Monday Video: ‘Test the Best Without Annihilating the Rest’

Bicton 4* XC – How do you test the best without annihilating the rest?With Helen West (Bicton 4* Course Designer/Organiser), William Fox-Pitt and Eric Winter (Badminton Course Designer and Bicton TD) we discuss the future of XC in our sport and how the challenge that Bicton presented the riders is just what is needed.

Posted by Lucinda Green MBE on Thursday, June 24, 2021

The cross country phase is the heart and soul of eventing. Without cross country, or without it influencing the standings of a competition, what’s the point of eventing anyway? However, the sport has to find a way to make cross country at the highest level of the sport challenging for even the most experienced horses and riders without making it potentially perilous for the rest of the field.

This is a question that many eventers and patrons of the sport, including the one and only Lucinda Green, are curious to explore and invested in answering. She recently sat down with fellow rider William Fox-Pitt; course designer for the recent Bicton four-star, Helen West; and Badminton course designer and Bicton Technical Delegate, Eric Winter, to explore this very conundrum.

The four-star track at Bicton was one recent event that seemed to have struck the balance of being a true test of stamina and training without being overly hazardous. At that event, 80 combinations left the startbox in the senior CCI4*-L and 34 more starters ran the under-35 CCI4*-L. At the end of the day the leaderboard was wholly shuffled as 35.7% of starters came home without jumping penalties, 25.9% incurred jumping penalties, and 38.4% did not complete. Of those who did not finish, the majority of pairs elected to retire, some were eliminated due to refusals or rider falls, and there were minimal horses falls.

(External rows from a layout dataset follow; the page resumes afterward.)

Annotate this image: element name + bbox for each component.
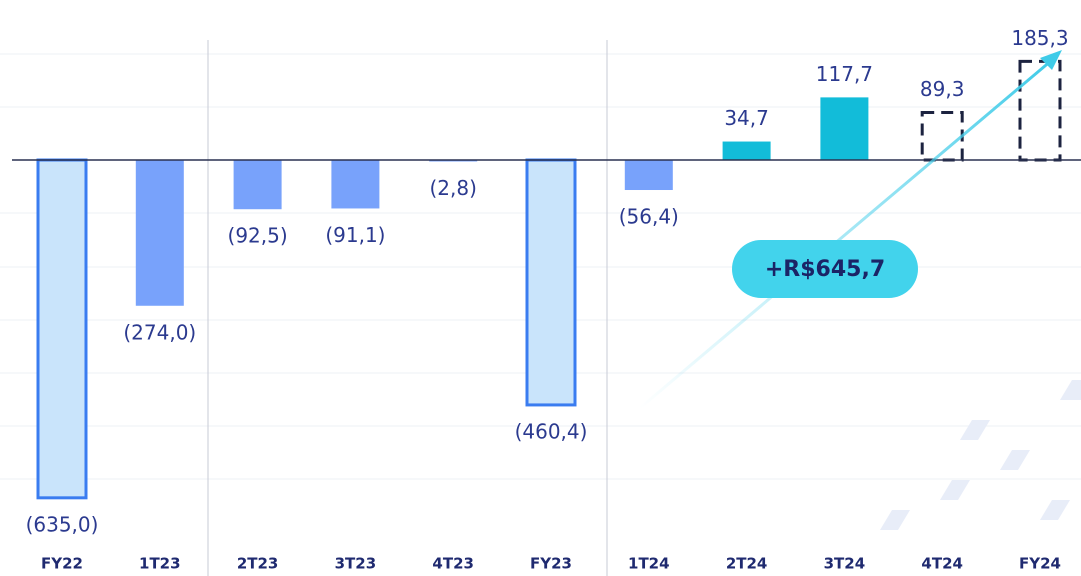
value-label: (460,4) bbox=[515, 419, 588, 443]
x-tick-label: FY23 bbox=[530, 555, 572, 573]
x-tick-label: 1T23 bbox=[139, 555, 181, 573]
bar bbox=[135, 160, 184, 306]
x-tick-label: 2T23 bbox=[237, 555, 279, 573]
x-tick-label: FY24 bbox=[1019, 555, 1061, 573]
value-label: 117,7 bbox=[816, 62, 873, 86]
value-label: (92,5) bbox=[228, 224, 288, 248]
bar bbox=[820, 97, 869, 160]
value-label: (56,4) bbox=[619, 205, 679, 229]
arrow bbox=[639, 58, 1053, 410]
value-label: 185,3 bbox=[1011, 26, 1068, 50]
x-tick-label: 4T24 bbox=[921, 555, 963, 573]
bar bbox=[36, 158, 88, 500]
arrow-head bbox=[1040, 50, 1062, 70]
value-label: 89,3 bbox=[920, 77, 965, 101]
value-label: (91,1) bbox=[325, 223, 385, 247]
x-tick-label: 1T24 bbox=[628, 555, 670, 573]
bar bbox=[624, 160, 673, 191]
bar bbox=[722, 141, 771, 160]
value-label: (635,0) bbox=[26, 512, 99, 536]
x-tick-label: 3T23 bbox=[335, 555, 377, 573]
bar bbox=[1018, 59, 1062, 162]
bar bbox=[525, 158, 577, 407]
x-tick-label: 3T24 bbox=[824, 555, 866, 573]
x-tick-label: 2T24 bbox=[726, 555, 768, 573]
annotation: +R$645,7 bbox=[765, 257, 885, 282]
decor bbox=[880, 380, 1081, 530]
bar bbox=[233, 160, 282, 210]
x-tick-label: 4T23 bbox=[432, 555, 474, 573]
value-label: (2,8) bbox=[429, 176, 476, 200]
x-tick-label: FY22 bbox=[41, 555, 83, 573]
value-label: 34,7 bbox=[724, 106, 769, 130]
bar bbox=[331, 160, 380, 209]
value-label: (274,0) bbox=[123, 320, 196, 344]
annotation-pill bbox=[732, 240, 918, 298]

Tilly Berendt said it best in her post-cross country report: “It might sound like, well, total carnage – but perhaps this is what we’ve been missing. Not horse or rider falls, per se, because those certainly aren’t one of the indicators of great sport; but this kind of stamina and technical challenge feels so unfamiliar now that, perhaps, it’s a sign that we need to start on the path towards rebuilding those skills around progressively tougher courses, ready for the resumption of something like normal.”

Together, these masterminds discuss why the design of the Bicton course was so influential and ponder several other lingering questions about modern eventing including: How do we design courses that educate horses and riders as they ascend the levels? Where did all the cross country elements like sunken roads and quarries go? How do showcase events fit into the sport as a whole? And, should we really be painting cross country fences colors like bright yellow or keep them naturally colored?

Thank you for sharing this conversation, Lucinda! As a sport, we all sure have a lot to think about.